Sirhan may have been mentally unstable and angry at a society that had relegated him to the bottom of the heap but there is sufficient evidence, originating years before the shooting, that Sirhan clearly saw himself, like today’s suicide bombers, as an Arab hero. The PLO and most Palestinians certainly judged him this way. And Sirhan’s lack of remorse is entirely in keeping with the terrorist way of rationalizing political murder.
Sirhan and his brothers could not, or would not, assimilate into American society. They abhorred U.S. culture, disliked the mores of the American people and, most importantly, hated the support Americans gave to the state of Israel. The family felt they were part of a minority group alienated and misunderstood within the larger community.
As most Americans were unaware of the Palestinian issue in 1968 very few journalists examined Sirhan’s background as a Palestinian Arab in an attempt to explain the tragedy. Instead, commentators wrote Sirhan off as yet another misfit with a gun who stalks and then murders a leading public official with no apparent motive except his own demons.
The Palestinian/Arab cause is the sine que non of the assassination. As a poor working class immigrant Sirhan identified with his downtrodden people living as refugees in Jordan, Egypt, Syria and Lebanon. The period 1967-68, the year following the Six Day War, became a crucial time in Sirhan’s life because it was the time when Israel became dominant in the region having successfully defended itself against Arab aggression. Having failed to eject the Jews from Israel/Palestine, Arabs throughout the world felt powerless and weak and Arab pride had been severely damaged. Their condition exaggerated Sirhan’s feelings of inadequacy even though he lived thousands of miles away from the conflict. Many "exiled" Palestinians, like Sirhan, sought retribution and began to formulate plans to kill innocent civilians and hijack planes. Sirhan’s answer to these problems took the form of killing a major American politician who advocated support for Israel. Sirhan said, “…this momentum just took hold of me and by June 5th 1968 [the first anniversary of the Six day War] I couldn’t control it [anger] anymore.”

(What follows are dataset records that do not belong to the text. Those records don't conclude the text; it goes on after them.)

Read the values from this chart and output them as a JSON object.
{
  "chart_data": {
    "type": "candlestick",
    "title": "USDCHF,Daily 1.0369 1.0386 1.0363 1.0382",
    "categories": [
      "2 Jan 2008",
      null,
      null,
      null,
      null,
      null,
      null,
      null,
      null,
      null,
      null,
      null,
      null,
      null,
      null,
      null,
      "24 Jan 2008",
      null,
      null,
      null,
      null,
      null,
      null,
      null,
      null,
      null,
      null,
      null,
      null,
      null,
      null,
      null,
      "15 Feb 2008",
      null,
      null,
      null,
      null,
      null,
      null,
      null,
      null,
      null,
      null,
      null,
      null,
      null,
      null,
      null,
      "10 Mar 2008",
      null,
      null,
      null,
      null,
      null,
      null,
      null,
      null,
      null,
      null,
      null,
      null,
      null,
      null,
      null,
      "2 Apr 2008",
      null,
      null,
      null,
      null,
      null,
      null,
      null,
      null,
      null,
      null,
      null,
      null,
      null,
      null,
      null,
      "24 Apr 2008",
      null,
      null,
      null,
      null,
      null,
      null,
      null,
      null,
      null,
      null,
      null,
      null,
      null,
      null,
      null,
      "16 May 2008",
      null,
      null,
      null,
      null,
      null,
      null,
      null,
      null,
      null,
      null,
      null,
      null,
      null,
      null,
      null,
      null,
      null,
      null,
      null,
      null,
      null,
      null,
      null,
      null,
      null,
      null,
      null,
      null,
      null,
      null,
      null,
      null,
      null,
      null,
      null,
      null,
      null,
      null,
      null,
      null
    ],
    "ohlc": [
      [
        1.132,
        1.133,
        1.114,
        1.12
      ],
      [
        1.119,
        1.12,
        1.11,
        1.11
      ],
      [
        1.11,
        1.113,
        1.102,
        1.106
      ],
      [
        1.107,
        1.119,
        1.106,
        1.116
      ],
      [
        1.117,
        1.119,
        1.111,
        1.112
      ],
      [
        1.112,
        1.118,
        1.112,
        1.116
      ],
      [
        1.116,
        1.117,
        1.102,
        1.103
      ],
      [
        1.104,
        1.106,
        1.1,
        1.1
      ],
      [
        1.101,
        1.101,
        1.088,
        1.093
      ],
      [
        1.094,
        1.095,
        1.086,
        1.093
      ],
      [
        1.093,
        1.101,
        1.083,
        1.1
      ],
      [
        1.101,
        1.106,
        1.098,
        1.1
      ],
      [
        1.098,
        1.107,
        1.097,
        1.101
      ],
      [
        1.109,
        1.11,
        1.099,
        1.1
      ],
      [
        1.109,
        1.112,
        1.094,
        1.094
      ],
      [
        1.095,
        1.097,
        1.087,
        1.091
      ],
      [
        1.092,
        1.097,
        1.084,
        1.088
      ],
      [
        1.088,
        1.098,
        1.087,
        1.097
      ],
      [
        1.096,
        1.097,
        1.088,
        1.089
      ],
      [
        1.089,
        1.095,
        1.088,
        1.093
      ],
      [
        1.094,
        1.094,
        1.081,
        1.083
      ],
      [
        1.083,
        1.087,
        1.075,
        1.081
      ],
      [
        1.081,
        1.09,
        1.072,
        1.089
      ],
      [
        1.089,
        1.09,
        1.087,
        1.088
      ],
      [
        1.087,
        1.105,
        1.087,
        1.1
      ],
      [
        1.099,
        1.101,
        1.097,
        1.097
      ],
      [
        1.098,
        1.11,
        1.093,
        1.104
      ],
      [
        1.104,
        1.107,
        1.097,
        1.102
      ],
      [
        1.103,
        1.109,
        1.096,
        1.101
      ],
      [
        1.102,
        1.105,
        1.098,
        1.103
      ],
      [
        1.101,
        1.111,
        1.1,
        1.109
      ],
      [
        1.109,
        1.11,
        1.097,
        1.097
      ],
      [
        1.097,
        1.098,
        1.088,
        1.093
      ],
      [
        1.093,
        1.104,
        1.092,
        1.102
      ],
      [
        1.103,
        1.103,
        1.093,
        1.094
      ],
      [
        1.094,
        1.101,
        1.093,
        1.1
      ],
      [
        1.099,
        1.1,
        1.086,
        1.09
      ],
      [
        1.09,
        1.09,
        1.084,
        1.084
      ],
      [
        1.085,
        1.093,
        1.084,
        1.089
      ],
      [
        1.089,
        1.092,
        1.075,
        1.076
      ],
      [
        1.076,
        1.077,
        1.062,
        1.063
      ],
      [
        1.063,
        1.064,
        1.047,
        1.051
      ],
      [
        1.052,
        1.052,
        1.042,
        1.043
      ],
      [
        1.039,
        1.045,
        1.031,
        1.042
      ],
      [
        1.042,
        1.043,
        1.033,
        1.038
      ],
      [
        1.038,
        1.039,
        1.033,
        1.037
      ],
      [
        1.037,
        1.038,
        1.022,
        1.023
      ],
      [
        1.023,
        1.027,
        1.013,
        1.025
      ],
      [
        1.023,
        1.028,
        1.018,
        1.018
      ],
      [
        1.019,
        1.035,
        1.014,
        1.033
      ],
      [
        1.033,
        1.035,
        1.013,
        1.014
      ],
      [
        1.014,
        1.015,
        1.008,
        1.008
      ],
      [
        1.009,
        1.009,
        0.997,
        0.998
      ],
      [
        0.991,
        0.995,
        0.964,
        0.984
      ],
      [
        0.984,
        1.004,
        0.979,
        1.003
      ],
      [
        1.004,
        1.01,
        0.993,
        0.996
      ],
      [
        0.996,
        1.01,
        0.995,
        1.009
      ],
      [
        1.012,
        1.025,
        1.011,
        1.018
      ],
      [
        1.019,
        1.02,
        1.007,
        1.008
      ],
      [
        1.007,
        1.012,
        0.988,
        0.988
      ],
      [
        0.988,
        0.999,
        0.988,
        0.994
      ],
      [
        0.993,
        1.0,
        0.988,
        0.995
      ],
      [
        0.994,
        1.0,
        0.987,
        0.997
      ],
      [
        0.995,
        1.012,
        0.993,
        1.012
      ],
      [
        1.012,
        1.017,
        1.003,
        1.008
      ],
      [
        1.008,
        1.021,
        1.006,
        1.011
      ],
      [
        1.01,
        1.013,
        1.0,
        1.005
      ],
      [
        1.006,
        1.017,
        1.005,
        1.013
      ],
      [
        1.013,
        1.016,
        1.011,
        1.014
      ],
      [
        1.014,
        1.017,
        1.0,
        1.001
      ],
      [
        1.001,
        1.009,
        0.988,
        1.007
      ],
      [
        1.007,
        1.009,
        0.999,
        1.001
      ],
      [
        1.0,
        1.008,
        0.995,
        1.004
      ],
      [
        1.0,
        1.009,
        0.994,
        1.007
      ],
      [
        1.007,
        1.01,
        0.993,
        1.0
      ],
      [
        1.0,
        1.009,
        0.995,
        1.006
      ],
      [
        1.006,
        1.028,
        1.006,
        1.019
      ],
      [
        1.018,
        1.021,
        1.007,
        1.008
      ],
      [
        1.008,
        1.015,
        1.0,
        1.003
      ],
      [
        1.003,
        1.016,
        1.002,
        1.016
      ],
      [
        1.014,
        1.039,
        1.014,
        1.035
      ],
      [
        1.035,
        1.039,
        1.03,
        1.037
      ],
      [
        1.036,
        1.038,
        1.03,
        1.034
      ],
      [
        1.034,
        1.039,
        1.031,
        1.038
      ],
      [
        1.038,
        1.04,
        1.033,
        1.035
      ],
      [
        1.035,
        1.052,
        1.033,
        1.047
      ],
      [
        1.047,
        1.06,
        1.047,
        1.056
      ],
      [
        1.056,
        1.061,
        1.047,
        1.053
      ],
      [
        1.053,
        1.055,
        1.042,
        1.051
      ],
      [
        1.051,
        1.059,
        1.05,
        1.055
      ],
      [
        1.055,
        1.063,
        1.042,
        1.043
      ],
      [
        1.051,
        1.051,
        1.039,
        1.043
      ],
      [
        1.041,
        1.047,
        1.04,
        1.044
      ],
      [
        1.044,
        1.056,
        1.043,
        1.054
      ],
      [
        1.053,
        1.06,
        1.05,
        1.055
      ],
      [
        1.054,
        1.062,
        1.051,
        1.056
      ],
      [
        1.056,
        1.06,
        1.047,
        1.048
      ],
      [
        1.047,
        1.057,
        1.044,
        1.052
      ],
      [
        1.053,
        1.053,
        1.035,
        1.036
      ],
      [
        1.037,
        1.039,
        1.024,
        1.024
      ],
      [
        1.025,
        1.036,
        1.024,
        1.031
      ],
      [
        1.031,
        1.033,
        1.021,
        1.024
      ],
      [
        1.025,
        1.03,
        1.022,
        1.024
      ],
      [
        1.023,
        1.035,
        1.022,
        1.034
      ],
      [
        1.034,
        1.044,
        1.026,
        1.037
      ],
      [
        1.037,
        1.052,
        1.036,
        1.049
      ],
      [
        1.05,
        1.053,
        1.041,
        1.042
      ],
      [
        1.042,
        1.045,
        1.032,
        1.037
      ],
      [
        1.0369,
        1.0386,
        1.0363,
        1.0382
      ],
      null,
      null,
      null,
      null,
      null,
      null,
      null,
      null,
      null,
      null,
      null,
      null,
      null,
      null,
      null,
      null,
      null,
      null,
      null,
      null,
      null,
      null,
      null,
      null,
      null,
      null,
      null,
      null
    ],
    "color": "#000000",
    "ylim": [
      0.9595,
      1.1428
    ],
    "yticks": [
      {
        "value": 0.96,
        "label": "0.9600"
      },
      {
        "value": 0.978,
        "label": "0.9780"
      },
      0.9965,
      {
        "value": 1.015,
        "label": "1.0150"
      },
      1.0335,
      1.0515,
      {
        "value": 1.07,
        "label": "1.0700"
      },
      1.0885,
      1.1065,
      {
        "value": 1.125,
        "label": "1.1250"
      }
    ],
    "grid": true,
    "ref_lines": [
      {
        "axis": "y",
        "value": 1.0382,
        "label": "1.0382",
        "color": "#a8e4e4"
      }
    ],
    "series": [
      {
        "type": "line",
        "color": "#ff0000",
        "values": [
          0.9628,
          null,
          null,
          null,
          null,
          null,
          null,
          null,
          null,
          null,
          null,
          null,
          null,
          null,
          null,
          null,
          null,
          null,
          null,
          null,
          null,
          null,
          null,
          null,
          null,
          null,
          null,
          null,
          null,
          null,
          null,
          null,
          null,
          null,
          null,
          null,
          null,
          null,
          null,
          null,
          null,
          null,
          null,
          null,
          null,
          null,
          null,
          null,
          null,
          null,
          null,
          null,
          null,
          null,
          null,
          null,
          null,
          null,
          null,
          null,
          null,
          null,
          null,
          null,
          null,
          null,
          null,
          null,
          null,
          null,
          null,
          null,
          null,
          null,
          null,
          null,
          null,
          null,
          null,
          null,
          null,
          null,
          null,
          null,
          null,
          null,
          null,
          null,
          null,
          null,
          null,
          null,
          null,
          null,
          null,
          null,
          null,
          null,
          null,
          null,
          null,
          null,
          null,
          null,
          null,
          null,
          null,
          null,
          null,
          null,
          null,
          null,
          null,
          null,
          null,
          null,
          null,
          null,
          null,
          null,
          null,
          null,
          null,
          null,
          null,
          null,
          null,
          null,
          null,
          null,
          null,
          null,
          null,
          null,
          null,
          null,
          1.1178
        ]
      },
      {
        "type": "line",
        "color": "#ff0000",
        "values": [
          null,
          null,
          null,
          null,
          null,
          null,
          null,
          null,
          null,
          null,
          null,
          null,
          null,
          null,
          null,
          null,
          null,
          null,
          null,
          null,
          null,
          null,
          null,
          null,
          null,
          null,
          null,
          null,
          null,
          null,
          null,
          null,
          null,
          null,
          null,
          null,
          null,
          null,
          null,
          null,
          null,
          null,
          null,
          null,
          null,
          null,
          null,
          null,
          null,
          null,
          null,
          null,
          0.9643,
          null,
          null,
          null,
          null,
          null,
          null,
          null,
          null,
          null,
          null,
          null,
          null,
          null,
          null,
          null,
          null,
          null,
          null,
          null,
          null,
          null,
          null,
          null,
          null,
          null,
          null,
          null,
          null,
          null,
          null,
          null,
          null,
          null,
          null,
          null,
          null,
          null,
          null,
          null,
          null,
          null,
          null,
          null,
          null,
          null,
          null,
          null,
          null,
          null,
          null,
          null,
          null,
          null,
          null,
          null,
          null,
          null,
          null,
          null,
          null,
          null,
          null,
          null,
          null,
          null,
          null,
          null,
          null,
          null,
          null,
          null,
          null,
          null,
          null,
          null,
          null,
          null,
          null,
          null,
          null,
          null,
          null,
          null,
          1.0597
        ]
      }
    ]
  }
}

To the Western mind terrorists are deranged and evil. However, their acts are not the product of insanity but possess a logic all their own. Terrorists have rational, if sometimes bizarre, motives. It is also true that many terrorists (like Al Qaeda’s Ramzi Youssef) display symptoms of a psychopathic nature – they are cold blooded and carry out their acts of terror unremorseful. But their acts are not the products of delusional or irrational minds. Nor was Sirhan’s. He did indeed crave attention and success. He was depressed that society had relegated him to the bottom of the heap.He felt an allegiance and empathy with assassins of the past. And he dreamed of infamy. But without his sense of Arabness and without his hatred towards Jews that had their roots in his childhood indoctrination, it is unlikely Sirhan would have assassinated Robert Kennedy. All the hatred that spewed forth from Sirhan’s gun can ultimately be traced back to three sources – Anti-Americanism, Palestinian nationalism and anti-Semitism. And this may have been the first act in an international political drama that culminated in 9/11.
*See John Hiscock’s "Was Robert Kennedy Killed By A Real Manchurian Candidate Style Assassin?" in the Independent (January 18, 2005) and Dominick Dunne’s article in Vanity Fair (December 2004).